A cela s’ajoute encore, toujours d’après le rapport de la commission des Lois, des témoignages accablant l’ancien ministre de certains fournisseurs, dont celui de Dame Mariata Bassé qui a déclaré avoir obtenu de Moustapha Diop un marché de 50 000 masques d’une valeur de 20 000 000 FCFA et avoir été payée en espèces par le ministre lui-même. Idem pour Ibrahima Macodou Fall, Directeur général de la société COMASET qui a reconnu avoir exécuté une commande de 250 000 masques pour un montant de 100 000 000 FCFA, intégralement reçu en espèces des mains de Moustapha Diop.
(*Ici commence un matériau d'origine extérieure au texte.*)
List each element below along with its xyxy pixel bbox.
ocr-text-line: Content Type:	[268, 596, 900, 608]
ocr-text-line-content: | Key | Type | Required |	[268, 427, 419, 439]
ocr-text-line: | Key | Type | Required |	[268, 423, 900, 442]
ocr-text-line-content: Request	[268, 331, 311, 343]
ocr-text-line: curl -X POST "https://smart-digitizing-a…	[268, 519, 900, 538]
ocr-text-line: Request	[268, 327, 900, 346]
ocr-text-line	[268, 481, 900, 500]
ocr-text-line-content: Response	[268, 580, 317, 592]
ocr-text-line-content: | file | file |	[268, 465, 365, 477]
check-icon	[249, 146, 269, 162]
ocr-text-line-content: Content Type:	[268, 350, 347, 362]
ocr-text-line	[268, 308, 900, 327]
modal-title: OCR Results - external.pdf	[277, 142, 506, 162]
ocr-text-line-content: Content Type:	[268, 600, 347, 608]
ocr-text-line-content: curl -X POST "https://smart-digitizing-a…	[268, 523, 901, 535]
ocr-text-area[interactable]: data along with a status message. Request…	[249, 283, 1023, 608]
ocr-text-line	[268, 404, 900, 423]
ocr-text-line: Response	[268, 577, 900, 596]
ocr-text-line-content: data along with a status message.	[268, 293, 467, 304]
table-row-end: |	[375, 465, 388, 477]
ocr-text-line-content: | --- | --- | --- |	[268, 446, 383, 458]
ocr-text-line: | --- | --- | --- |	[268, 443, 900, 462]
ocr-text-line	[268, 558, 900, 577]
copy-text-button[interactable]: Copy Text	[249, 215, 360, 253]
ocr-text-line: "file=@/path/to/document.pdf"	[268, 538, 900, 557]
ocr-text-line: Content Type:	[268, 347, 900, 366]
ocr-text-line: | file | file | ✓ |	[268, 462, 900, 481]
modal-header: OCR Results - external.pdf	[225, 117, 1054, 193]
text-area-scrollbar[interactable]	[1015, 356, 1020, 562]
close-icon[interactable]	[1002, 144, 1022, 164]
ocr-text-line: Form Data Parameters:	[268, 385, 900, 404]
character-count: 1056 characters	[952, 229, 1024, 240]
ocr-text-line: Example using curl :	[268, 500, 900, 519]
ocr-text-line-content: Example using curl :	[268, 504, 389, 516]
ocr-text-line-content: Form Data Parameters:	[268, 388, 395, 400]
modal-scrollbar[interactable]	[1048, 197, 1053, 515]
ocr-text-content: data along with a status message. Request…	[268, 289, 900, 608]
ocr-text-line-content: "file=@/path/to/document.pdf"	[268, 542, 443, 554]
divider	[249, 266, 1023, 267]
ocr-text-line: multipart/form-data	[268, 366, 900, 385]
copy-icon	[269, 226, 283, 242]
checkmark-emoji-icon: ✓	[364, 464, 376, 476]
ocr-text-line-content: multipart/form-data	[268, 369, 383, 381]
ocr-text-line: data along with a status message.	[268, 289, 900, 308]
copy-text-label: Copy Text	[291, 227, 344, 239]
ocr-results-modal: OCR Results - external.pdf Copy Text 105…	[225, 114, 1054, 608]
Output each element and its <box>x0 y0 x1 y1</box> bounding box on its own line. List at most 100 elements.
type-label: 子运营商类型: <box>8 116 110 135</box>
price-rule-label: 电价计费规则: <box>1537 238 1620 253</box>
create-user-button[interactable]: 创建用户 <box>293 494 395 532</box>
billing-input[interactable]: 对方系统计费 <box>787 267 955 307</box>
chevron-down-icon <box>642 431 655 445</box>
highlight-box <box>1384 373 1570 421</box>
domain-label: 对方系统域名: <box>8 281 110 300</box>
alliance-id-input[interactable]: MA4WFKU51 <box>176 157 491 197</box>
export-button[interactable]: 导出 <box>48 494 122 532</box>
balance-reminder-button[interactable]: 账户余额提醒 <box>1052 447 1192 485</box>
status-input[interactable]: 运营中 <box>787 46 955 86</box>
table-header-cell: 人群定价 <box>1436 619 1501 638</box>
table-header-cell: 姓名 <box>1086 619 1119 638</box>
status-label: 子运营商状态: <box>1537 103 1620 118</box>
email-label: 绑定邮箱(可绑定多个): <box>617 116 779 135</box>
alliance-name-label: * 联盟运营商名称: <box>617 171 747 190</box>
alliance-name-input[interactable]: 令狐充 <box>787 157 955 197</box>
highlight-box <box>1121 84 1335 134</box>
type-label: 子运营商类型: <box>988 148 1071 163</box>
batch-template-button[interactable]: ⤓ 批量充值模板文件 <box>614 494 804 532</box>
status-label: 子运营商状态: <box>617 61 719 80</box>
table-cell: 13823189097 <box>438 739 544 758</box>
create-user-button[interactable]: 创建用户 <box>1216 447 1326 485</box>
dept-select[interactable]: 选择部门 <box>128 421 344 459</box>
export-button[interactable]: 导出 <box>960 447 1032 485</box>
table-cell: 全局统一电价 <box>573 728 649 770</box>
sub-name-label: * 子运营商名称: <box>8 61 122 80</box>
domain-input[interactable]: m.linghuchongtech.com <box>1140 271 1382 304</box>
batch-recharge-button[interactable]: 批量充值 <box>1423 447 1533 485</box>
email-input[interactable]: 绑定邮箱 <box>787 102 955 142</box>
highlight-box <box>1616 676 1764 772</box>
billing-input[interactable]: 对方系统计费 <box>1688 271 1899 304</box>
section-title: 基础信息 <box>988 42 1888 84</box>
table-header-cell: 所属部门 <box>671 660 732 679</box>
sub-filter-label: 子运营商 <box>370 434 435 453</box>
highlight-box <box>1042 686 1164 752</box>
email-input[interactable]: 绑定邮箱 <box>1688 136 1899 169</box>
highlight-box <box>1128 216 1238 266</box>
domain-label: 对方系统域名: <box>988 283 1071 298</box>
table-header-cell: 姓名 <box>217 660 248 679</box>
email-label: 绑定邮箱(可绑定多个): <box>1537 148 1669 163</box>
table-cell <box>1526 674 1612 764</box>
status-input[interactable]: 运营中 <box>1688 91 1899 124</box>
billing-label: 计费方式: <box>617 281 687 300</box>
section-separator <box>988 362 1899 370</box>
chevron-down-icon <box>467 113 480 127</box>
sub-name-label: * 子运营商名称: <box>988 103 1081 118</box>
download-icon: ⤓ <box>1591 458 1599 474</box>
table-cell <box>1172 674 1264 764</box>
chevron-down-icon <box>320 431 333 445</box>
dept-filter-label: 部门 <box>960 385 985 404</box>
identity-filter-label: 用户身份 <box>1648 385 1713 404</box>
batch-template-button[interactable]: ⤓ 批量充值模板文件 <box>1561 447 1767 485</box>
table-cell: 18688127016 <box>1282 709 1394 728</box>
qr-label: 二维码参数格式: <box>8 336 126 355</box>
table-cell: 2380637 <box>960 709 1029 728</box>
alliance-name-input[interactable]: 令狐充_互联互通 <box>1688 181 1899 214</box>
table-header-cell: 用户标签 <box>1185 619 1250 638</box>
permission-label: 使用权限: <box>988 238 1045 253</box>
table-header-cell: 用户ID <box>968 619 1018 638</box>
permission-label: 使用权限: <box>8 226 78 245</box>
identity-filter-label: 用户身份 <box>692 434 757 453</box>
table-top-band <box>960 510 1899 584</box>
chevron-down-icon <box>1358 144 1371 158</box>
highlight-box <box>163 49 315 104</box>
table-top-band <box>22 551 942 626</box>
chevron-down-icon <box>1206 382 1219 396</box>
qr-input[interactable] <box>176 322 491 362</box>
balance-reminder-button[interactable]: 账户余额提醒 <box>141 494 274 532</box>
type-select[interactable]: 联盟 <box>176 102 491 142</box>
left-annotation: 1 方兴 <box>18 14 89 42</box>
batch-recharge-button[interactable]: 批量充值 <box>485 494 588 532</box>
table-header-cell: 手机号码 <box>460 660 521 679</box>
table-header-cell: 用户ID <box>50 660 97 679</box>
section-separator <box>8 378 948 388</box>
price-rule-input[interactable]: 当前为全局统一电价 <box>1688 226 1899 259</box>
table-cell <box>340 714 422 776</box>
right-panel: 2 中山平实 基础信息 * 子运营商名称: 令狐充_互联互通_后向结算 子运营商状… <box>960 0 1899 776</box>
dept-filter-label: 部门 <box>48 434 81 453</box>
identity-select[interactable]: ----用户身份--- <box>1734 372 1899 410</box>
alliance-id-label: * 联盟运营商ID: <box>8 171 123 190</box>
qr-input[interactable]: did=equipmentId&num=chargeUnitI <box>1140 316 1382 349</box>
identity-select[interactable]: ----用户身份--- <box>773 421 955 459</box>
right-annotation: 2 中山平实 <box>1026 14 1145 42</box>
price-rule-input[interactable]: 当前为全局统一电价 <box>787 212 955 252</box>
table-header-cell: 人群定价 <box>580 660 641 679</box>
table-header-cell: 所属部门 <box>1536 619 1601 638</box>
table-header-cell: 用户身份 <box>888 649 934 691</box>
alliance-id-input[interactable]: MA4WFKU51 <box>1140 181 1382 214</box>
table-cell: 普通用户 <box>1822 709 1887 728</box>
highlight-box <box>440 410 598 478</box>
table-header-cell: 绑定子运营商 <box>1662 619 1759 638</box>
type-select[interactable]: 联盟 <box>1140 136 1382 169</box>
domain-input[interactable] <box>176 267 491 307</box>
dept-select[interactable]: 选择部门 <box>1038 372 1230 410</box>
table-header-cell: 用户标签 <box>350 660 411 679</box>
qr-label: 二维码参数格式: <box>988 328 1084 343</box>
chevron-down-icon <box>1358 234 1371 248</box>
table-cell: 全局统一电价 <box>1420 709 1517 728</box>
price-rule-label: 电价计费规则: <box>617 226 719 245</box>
Tous ces faits révélés, conclut le rapport de la commission des lois, « laissent apparaître des indices et présomptions graves et concordants d’association de malfaiteurs, de concussion, de corruption, de prise illégale d’intérêts, de faux et usage de faux en écritures privées de commerce ou de banque, de détournement de deniers publics, d’escroquerie portant sur des deniers publics, de blanchiment de capitaux et complicité de ces chefs, contre Moustapha Diop, ancien Ministre du Développement industriel et des Petites et Moyennes Industries ».